Zaburzenia zachowania są jednym z częściej używanych określeń na trudne, dezorganizujące, agresywne zachowania dziecka. Zachowania te mogą ograniczać się do wybranego środowiska (dom, szkoła) lub występować niezależnie od otoczenia. Najczęściej występujące są zachowania opozycyjno-buntownicze, które są skierowane przeciwko normom, autorytetom. Spektrum zaburzeń jest szerokie. Często przejawiają się one jako kłótnie, złośliwe, prowokacyjne zachowanie wobec innych, wywoływanie bójek, zastraszanie, nękanie, dręczenie, , kradzieże, wandalizm i inne. Często młodzież, która przejawia tego typu zaburzenia łączy się w nieformalne grupy, które mają negatywne wzorce zachowania. Wiąże się to często z problemami w przystosowaniu się do dobrze społecznie funkcjonujących grup rówieśniczych, niepowodzeniami szkolnymi.

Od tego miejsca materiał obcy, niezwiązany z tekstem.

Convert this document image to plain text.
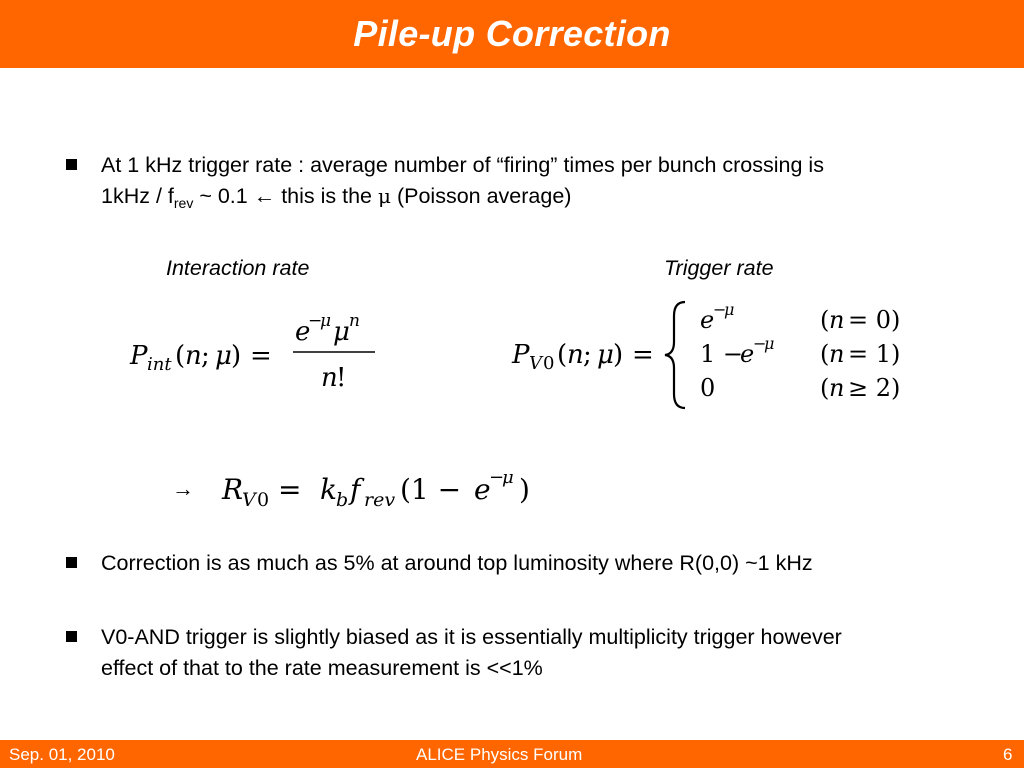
Pile-up Correction
At 1 kHz trigger rate : average number of “firing” times per bunch crossing is
$1kHz / f_{rev}$ ~ 0.1 ← this is the μ (Poisson average)
Interaction rate	Trigger rate
P int ( n ; μ ) =
e
−
μ μ n
n
!
P V 0 ( n ; μ ) =
e
−
μ	( n = 0)
1 −
e
−
μ ( n = 1)
0	( n ≥ 2)
→ R
V 0 = k b f rev (1 − e
−
μ )
Correction is as much as 5% at around top luminosity where R(0,0) ~1 kHz
V0-AND trigger is slightly biased as it is essentially multiplicity trigger however
effect of that to the rate measurement is <<1%
Sep. 01, 2010	ALICE Physics Forum	6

Źródło tego typu zachowania często jest związane z niespójnymi wzorcami wychowania (dziecko raz jest karane a innym razem nagradzane za podobne zachowania, brakiem konsekwencji rodziców wobec agresywnego zachowania w młodszym wieku), przemocą w rodzinie (w tej sytuacji dziecko identyfikuje się z agresorem, identyfikacja taka umożliwia mu poradzenie sobie z lękiem, zależnością, słabością, bezradnością). Zachowania o charakterze agresywnym można rozumieć jako coś, co nadaje nastolatkowi tożsamość. Agresja jest wyrazista, wobec czego może zarazem określać kogoś jak i stanowić obronę przed lękiem, niepewnością.
Warto tutaj odnieść się do roli mediów, gier komputerowych jaką odgrywają w tworzeniu i utrwalaniu agresywnego zachowania. Media, gry komputerowe przesiąknięte są przemocą, ofiara jest często pokazywana tam w sposób przedmiotowy, są jej przypisywane negatywne cechy z kolei agresja jest niejednokrotnie gloryfikowana, łączona z innymi wartościami, które można uznać za słuszne.